So remember when we started this whole discussion, I tried to emphasize that the first law of thermodynamics told us about conservation of energy. But it didn't tell us which way something would go spontaneously if you just left the system to its own devices under certain conditions. This is telling us that. We can tell which way the system will evolve in which direction it'll go. This is for an isolated system and we'll generalize this in subsequent lectures.

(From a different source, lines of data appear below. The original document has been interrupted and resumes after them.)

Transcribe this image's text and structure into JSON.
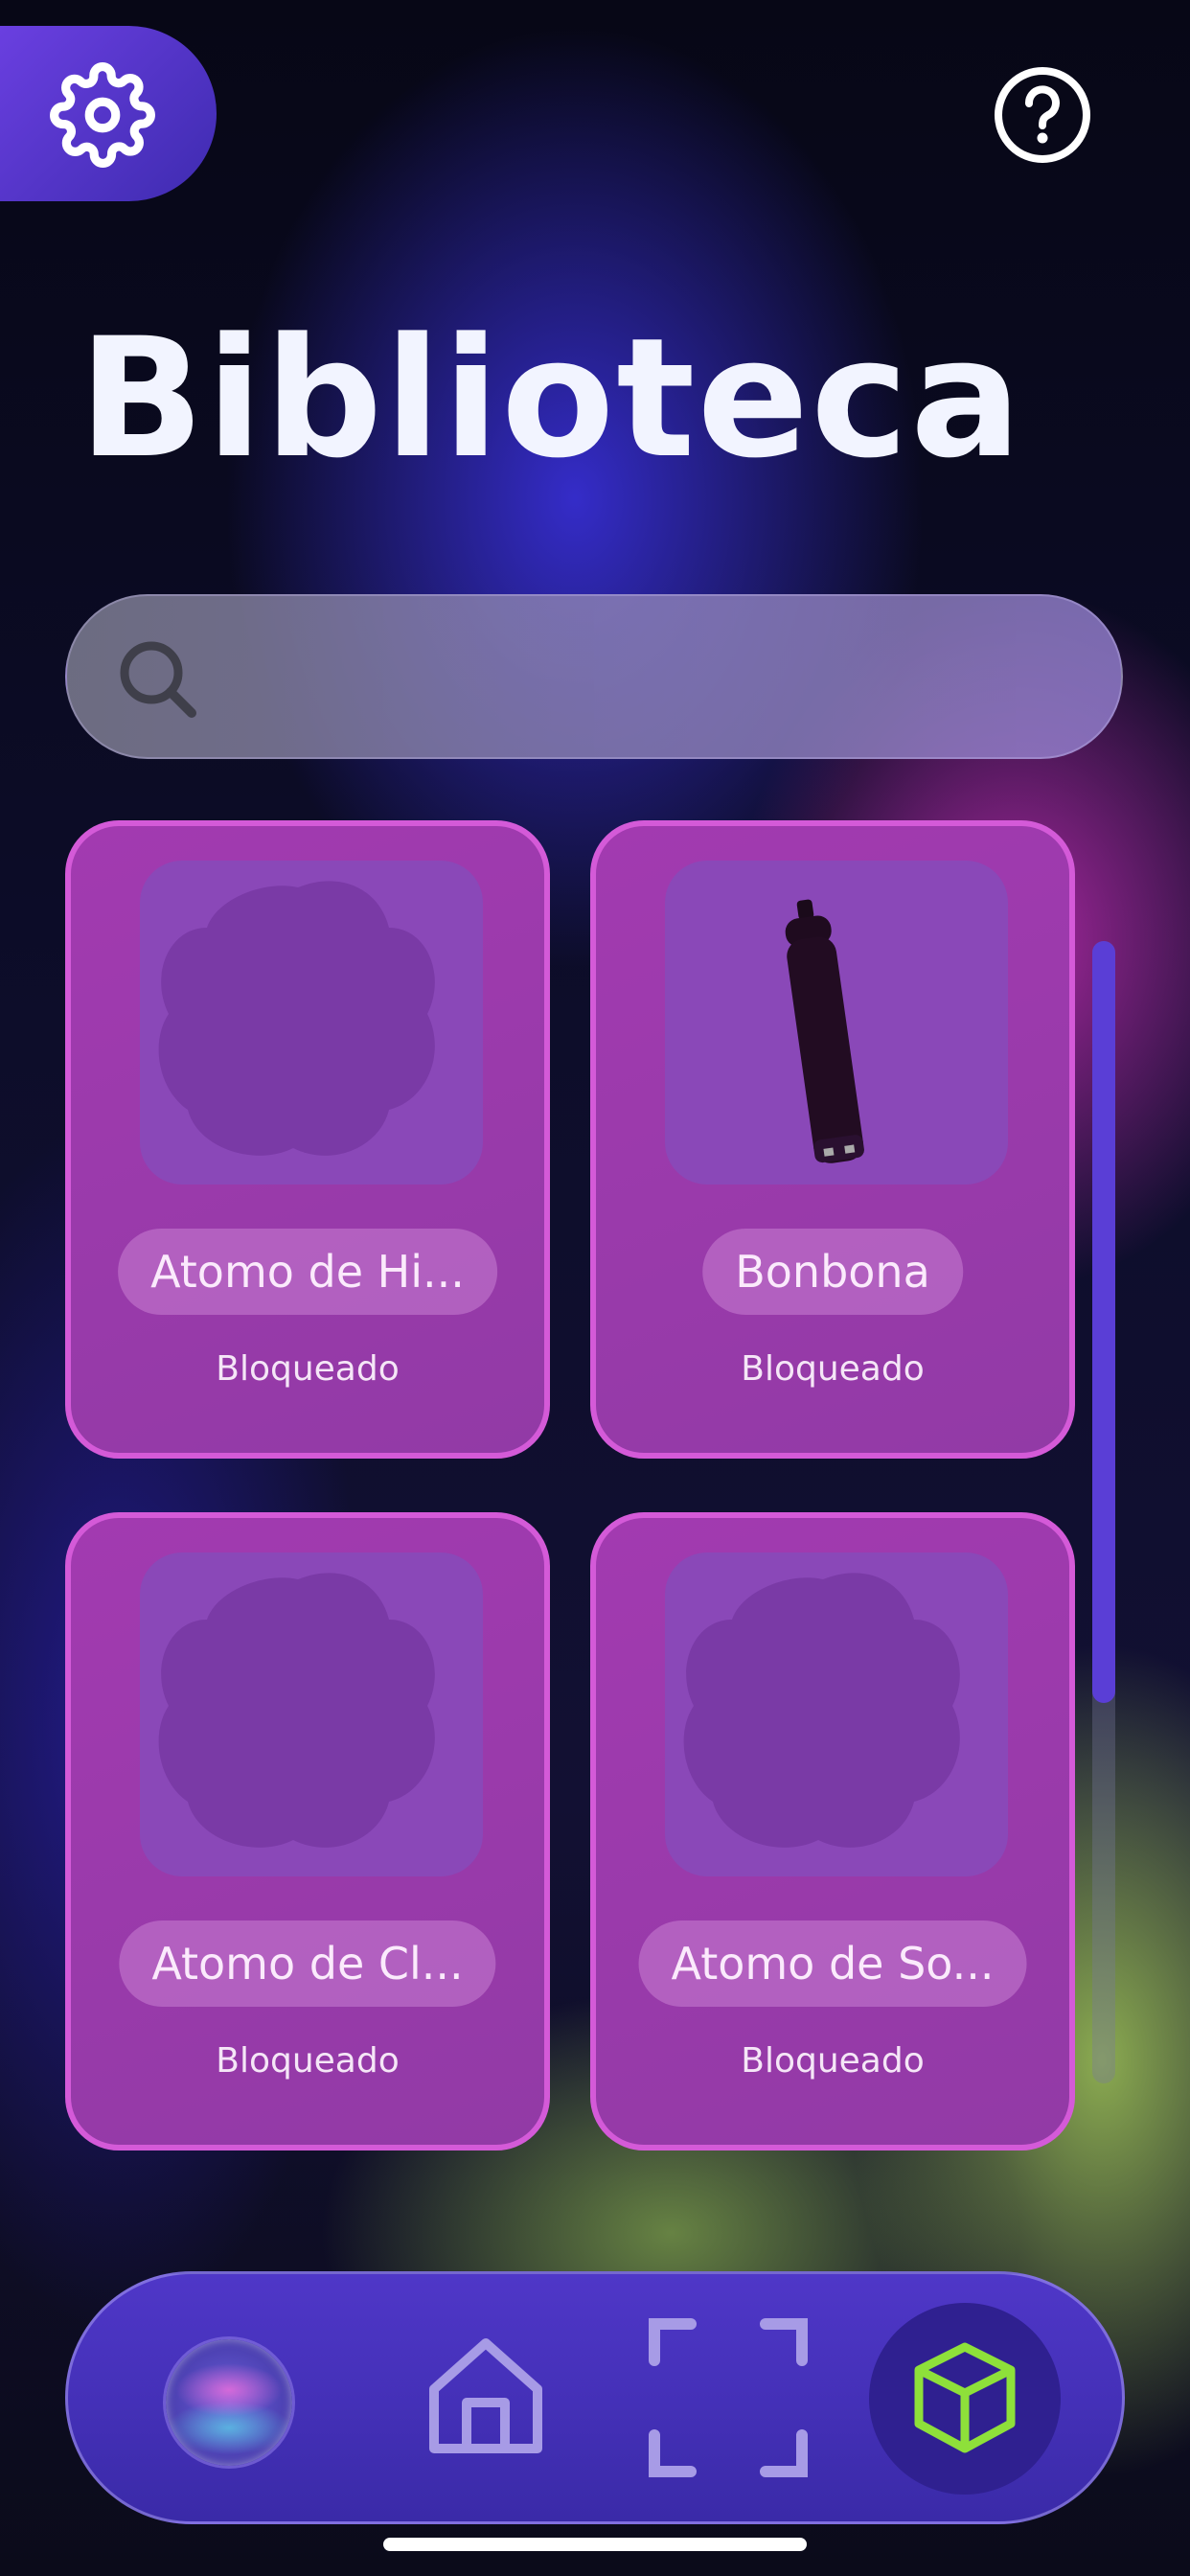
{
  "header": {
    "settings_icon": "gear-icon",
    "help_icon": "question-circle-icon",
    "title": "Biblioteca"
  },
  "search": {
    "icon": "search-icon",
    "placeholder": "",
    "value": ""
  },
  "library": {
    "items": [
      {
        "name": "Atomo de Hi...",
        "status": "Bloqueado",
        "thumbnail": "locked-blob"
      },
      {
        "name": "Bonbona",
        "status": "Bloqueado",
        "thumbnail": "gas-cylinder"
      },
      {
        "name": "Atomo de Cl...",
        "status": "Bloqueado",
        "thumbnail": "locked-blob"
      },
      {
        "name": "Atomo de So...",
        "status": "Bloqueado",
        "thumbnail": "locked-blob"
      }
    ]
  },
  "scrollbar": {
    "position": 0.0,
    "visible_fraction": 0.67
  },
  "bottom_nav": {
    "items": [
      {
        "icon": "profile-orb-icon",
        "active": false
      },
      {
        "icon": "home-icon",
        "active": false
      },
      {
        "icon": "scan-frame-icon",
        "active": false
      },
      {
        "icon": "cube-icon",
        "active": true
      }
    ]
  },
  "colors": {
    "card_background": "#9a3aab",
    "card_border": "#d45ad8",
    "active_nav": "#8ee03a",
    "nav_background": "#4530b8"
  }
}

Now, let's look at what happens if the system isn't isolated. So now let's go from one to two not isolated. So of course, delta S I'm going to specify for the system for reasons that'll soon be obvious is S2 for the system minus S1 for the system. Of course it doesn't depend on the path, even though to calculate it, we need to find a reversible path. Just to add emphasis to what we just did here, of course, it was the same thing.
In order to calculate delta S along that irreversible path for that irreversible process we needed to construct some reversible path. And what we did is imagined the reversible path going backwards and then said, OK, fine then delta S for the irreversible process must be the opposite of delta S that we calculated along the reversible bath going backwards. The point is that to calculate delta S in either direction, we needed to construct some reversible path. All right, and of course it'll be the same here. Now, in this case since the system isn't isolated, that means heat's going to flow across the boundary. So that means heat is going between, it's being exchanged between the system and the surroundings. So what's happening to the surroundings? Generally, we've worry a lot about the system, but not much in recent discussions about the surroundings. But delta S surroundings must be something. We could calculate it. And that's depends on the path. Not because it isn't the state function in the surroundings, of course it is, but because depending on the path, the final state of the surroundings will be different.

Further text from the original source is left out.